On April 10, North Carolina Attorney General Josh Stein and two dozen other state attorneys general filed an amicus brief in the U.S. Court of Appeals for the Fifth Circuit regarding a recent district court order that suspended the federal approval of mifepristone, an abortion pill.
The brief urged the court to stop the order made by Judge Matthew Kacsmaryk of the U.S. District Court of the Northern District of Texas that would overturn the U.S. Food and Drug Administration’s 23-year-long approval of the pill.
"The court does not second-guess FDA’s decision-making lightly," Kacsmaryk said in the ruling, "But here, FDA acquiesced on its legitimate safety concerns — in violation of its statutory duty — based on plainly unsound reasoning and studies that did not support its conclusions."
Since the coalition filed the amicus brief, U.S. Supreme Court Justice Samuel Alito issued an order temporarily ensuring that mifepristone remains widely available.
The district court's order will be paused until Wednesday, April 19 at 11:59 p.m. while the U.S. Supreme Court considers whether to grant the Biden administration’s emergency request to preserve the FDA’s approval.
Stein and over 20 other attorneys general from across the nation filed another brief urging the U.S. Supreme Court to maintain approval and access to mifepristone while the Texas case is appealed.
“Abortion is a deeply personal decision and is an issue that people have wide-ranging opinions.
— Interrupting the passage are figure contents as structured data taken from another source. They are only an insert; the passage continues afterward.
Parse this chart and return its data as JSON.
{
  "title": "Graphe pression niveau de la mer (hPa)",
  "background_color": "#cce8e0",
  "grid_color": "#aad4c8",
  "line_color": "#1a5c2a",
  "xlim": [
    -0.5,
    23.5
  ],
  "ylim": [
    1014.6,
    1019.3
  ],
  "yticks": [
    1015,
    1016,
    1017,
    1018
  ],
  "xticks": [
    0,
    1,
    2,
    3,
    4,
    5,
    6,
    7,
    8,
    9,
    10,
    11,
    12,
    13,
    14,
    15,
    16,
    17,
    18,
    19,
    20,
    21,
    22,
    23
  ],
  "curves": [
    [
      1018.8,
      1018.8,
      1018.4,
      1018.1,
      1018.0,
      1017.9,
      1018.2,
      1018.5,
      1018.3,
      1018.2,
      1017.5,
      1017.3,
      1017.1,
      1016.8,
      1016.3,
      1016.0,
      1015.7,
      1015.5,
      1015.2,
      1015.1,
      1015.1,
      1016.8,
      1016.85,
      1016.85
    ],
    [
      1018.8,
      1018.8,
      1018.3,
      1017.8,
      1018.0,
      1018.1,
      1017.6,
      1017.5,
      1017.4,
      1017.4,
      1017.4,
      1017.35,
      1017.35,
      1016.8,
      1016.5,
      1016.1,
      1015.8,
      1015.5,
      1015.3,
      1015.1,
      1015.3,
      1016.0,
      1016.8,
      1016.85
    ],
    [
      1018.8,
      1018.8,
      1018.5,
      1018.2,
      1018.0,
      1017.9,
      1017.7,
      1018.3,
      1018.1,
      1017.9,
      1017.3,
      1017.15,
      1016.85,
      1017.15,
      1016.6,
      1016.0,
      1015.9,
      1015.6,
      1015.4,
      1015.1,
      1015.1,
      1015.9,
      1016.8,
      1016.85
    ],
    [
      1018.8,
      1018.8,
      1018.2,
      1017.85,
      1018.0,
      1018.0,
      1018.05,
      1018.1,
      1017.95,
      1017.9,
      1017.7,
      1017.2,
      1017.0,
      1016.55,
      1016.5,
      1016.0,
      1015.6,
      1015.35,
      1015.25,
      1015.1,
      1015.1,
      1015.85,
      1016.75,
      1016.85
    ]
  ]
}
But, ultimately, that's a decision that women should have the freedom to make for themselves,” Stein said. “And that's why I'm in court fighting to ensure women can continue to access this medication.”
Mifepristone is the first of two drugs used in a medication abortion — the second being misoprostol. Mifepristone is used to end a pregnancy up to 10 weeks after a person's last menstrual period by blocking the hormone progesterone, breaking down the lining of the uterus so the pregnancy cannot continue.
“It's proven to be safer than Tylenol or Viagra and many other drugs,” Stein said. “Women should have the right to continue to access that medication as they choose what to do with their pregnancy.”